The unexpected fervor found in the conclusion of “Bonneville Park 3” points toward Red Desert’s underlying mischievousness—a willingness to subvert expectations. André Cormier’s “Sommeil” begins with a stumbling barrage of percussion sounds and a jester-like clarinet melody, a passage of thuds and flits that stands apart from the whispered nature of the rest of the record. This bombast almost immediately dissolves into steady timpani rolls and low-volume clarinet moans for most of the piece’s runtime, only for the duo to hard cut the drones off with what sounds like an elevator-door chime and close out with an unexpected return to the sonic carnival of its opening.
If these two opening pieces provide a wealth of structural experimentation, their counterparts on CHOROCHRONOS’ second side embrace repetition and austerity. Both Lucie Vitková’s “Choral No. 13” and Michael Pisaro’s “Turning” follow a similar structure: single bursts of sound interspersed between bouts of silence. “Choral No. 13” works with more overt variety, differentiating each sonic stopgap with a grab-bag of warbling percussion sounds and some delightfully eyebrow-raising harmonies. “Turning” burrows further toward an idiosyncratic limit point, stretching out the silent interludes while each instance of feather-light clarinet notes and percussion rustlings speak only through whispered rasps.
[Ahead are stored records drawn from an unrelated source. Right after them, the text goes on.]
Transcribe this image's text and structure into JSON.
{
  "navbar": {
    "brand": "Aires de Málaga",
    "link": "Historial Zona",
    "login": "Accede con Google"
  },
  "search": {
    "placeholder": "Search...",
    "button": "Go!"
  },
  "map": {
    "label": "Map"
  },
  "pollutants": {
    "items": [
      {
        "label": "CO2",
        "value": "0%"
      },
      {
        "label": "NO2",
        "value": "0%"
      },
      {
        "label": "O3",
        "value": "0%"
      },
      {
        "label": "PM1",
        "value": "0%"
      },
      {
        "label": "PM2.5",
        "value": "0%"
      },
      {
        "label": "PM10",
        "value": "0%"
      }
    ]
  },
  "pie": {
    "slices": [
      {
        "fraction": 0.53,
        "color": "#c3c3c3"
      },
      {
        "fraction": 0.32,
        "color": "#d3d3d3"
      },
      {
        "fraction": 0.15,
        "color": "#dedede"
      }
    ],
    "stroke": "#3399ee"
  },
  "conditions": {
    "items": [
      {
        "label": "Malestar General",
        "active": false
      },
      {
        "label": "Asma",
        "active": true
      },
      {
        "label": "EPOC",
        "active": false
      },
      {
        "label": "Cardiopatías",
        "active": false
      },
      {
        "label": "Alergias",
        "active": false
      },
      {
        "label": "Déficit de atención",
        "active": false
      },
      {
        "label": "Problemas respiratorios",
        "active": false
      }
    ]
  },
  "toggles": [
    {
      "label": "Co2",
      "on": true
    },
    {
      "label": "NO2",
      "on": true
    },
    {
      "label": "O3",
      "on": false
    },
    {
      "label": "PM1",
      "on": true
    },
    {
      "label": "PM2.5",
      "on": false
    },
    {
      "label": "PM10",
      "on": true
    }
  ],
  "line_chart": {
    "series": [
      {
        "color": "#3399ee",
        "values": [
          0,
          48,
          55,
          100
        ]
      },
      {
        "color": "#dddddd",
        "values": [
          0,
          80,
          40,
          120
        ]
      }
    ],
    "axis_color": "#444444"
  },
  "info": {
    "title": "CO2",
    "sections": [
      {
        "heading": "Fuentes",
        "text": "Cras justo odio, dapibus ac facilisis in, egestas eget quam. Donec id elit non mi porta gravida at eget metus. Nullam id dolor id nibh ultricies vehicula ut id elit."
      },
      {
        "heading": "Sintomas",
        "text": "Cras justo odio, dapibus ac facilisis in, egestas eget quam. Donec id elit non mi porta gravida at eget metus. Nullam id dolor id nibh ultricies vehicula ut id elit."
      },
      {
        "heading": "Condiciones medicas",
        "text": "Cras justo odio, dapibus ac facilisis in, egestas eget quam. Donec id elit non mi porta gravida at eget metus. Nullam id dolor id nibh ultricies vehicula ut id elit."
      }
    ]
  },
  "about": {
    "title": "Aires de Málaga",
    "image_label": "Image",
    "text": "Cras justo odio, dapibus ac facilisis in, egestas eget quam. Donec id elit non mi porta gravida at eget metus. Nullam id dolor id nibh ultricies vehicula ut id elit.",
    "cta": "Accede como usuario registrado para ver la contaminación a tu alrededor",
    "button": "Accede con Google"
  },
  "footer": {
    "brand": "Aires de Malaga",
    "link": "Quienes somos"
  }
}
Without the structural surprises of the preceding tracks, “Choral No. 13” and, especially, “Turning” lay bare the beauty of sound for the sake of the beauty of sound.
If the surface of CHOROCHRONOS presents a record full of placid sounds and an almost self-flagellating embrace of repetition and near-silence, the deeper layers reveal a novel approach to subtlety and musical care that makes minute changes in decibel or pitch feel like exercises in long-distance running. In their performance of these four works, Porter and Maxwell showcase an empathetic approach to the art of the avant-garde duo—never does either musician envelop the other, and never does anyone attempt to wrangle these beguiling, glass-fragile compositions out of their always-disappearing outlines. –Audrey Lockie
Red Desert Ensemble, Chorochronos, Infrequent Seams, CD/DL/LP
Splitting their time between New York Brooklyn and a mountain cabin in Utah, percussionist Devin Maxwell and clarinettist Katie Porter have been honing their finely poised musical partnership for the best part of two decades. They came together as a duo when Michael Pisaro wrote Turning for them in 2002. It is revived here, sparse and tense, a prolonged, palpably gradual and finely balanced rotation around the threshold of audibility. Three other pieces fill out the picture. In Andre Cormier’s Sommeil, trills and chimes are interspersed with muted tones and rumblings. Lucie Vitkova’s Choral No. 13 is luminous and graceful. Maxwell’s own Bonneville Park 3 is a spectral tour de force pitching acoustic instruments against textured electronics. Performances that testify to the deep affinity and meshed horizons that unite and energise Red Desert Ensemble.